Suena rudimentario, pero en 2026 esa sigue siendo la estrategia que recomienda el Ministerio de Sanidad. Y, sin embargo, hay un problema.
La España del juego de persianas no dormía en ciudades a 26 grados a las cuatro de la mañana. Ni 26, ni 28, ni más de 30, como ha venido ocurriendo estos días en Almería. La llegada de las 'noches infernales' pone en jaque todo lo que creíamos saber sobre gestión doméstica del calor. Por eso, nos hemos preguntado... ¿y ahora qué?
Lo que hacíamos hasta ahora. Ese saber popular del que hablaba se hace viral cada vez que el calor hace acto de presencia. Y, como digo, tiene sentido. En un mundo en el que refresca por la noche, la estrategia ganadora es el enfriamiento nocturno y el aislamiento diurno. Lo que dice el Plan de Sanidad frente a las altas temperaturas.
El asunto central aquí es que ese mundo ha dejado de existir.
Porque la clave no es la hora, es el termómetro. En realidad, lo que buscamos es abrir cuando hace fresco y cerrar cuando hace calor. Normalmente hace fresco por la noche, pero...
¿Y si deja de hacerlo? El verano se ha estirado cinco semanas y España es unos dos grados más cálida que a comienzos los ochenta. Las noches tórridas (con mínimas de 25 grados o más) se han multiplicado por diez desde 1984 en las diez capitales más pobladas y, según datos de AEMET, eso afecta a unos nueve millones de personas. Incluso las tropicales (mínimas de 20 o más) suman hoy una docena más al año que hace décadas.
Que no podemos dormir... aunque los investigadores no se han puesto de acuerdo en cuál es la temperatura ideal para dormir (algunos apuntan que son unos 18,3ºC, pero no hay un consenso), sí lo han hecho en una idea fundamental: dormir con calor es objetivamente una mala idea.
Sea por el motivo que sea, es cierto que nuestra temperatura cambia entre la vigilia y el sueño. De hecho, "la regulación térmica es un factor significativo" en el control del sueño, explicaba el profesor Cameron Van Den Heuvel, de la Universidad de Adelaida. "En torno a una hora o treinta minutos antes de dormir, el cuerpo empieza a perder calor corporal. Esto hace que aumenten los sentimientos de cansancio en adultos normales sanos".

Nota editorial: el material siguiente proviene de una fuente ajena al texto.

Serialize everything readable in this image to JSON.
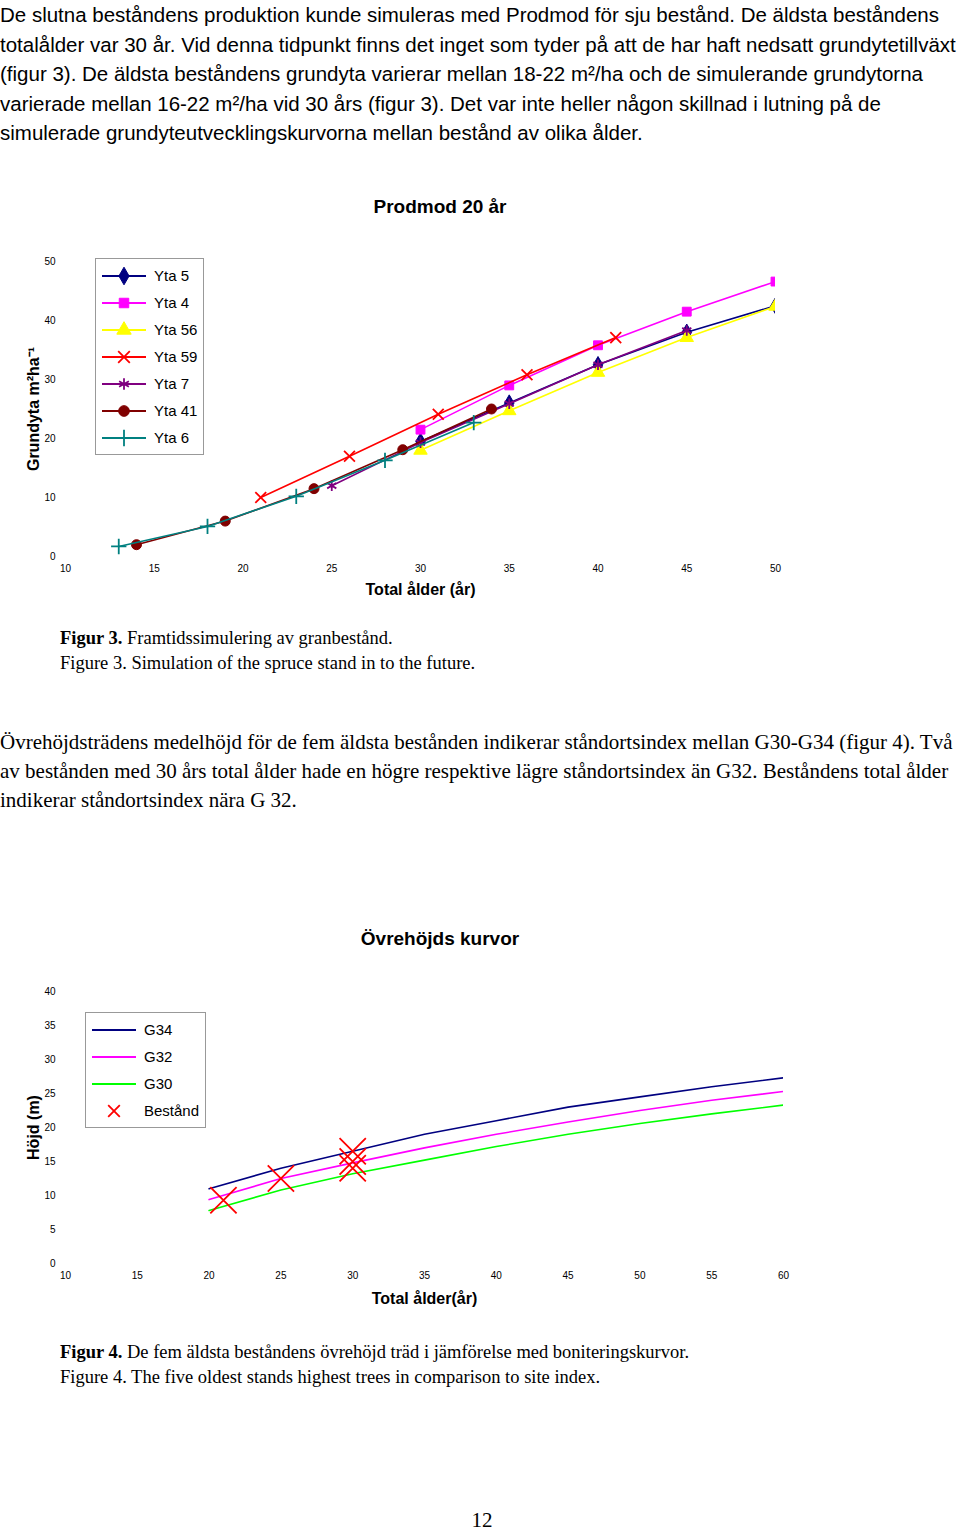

Las personas con insomnio, sin ir más lejos, "muestran que tienen una temperatura basal justo antes de dormir más alta que las personas que no tienen problemas de sueño". El calor ambiente no ayuda a esa reducción térmica y parece demostrado que cuando la temperatura es muy alta, es más difícil conciliar el sueño y, cuando se consigue, este es de muy poca calidad.
¿Y entonces qué hacemos? En el interior peninsular, como la amplitud térmica sigue siendo alta, abrir de madrugada rinde. No hay nada que cambiar.
El problema es para quien vive en la costa o en la gran ciudad. Cuando la noche supera los 20 grados, la estrategia se invierte. Ventilar por la noche deja de ser la técnica principal y la batalla se gana de día: hay que sellar la casa en cuanto la calle se caliente, exprimir la inercia térmica y usar el aire acondicionado con cabeza.
No obstante, a medida que las noches se calientan los trucos domésticos se acaban. Si la tendencia se confirma, tendremos que asumir que hay que transformar el parque de viviendas: protección solar, rehabilitación y refugios climáticos serán las palabras de moda en pocos años.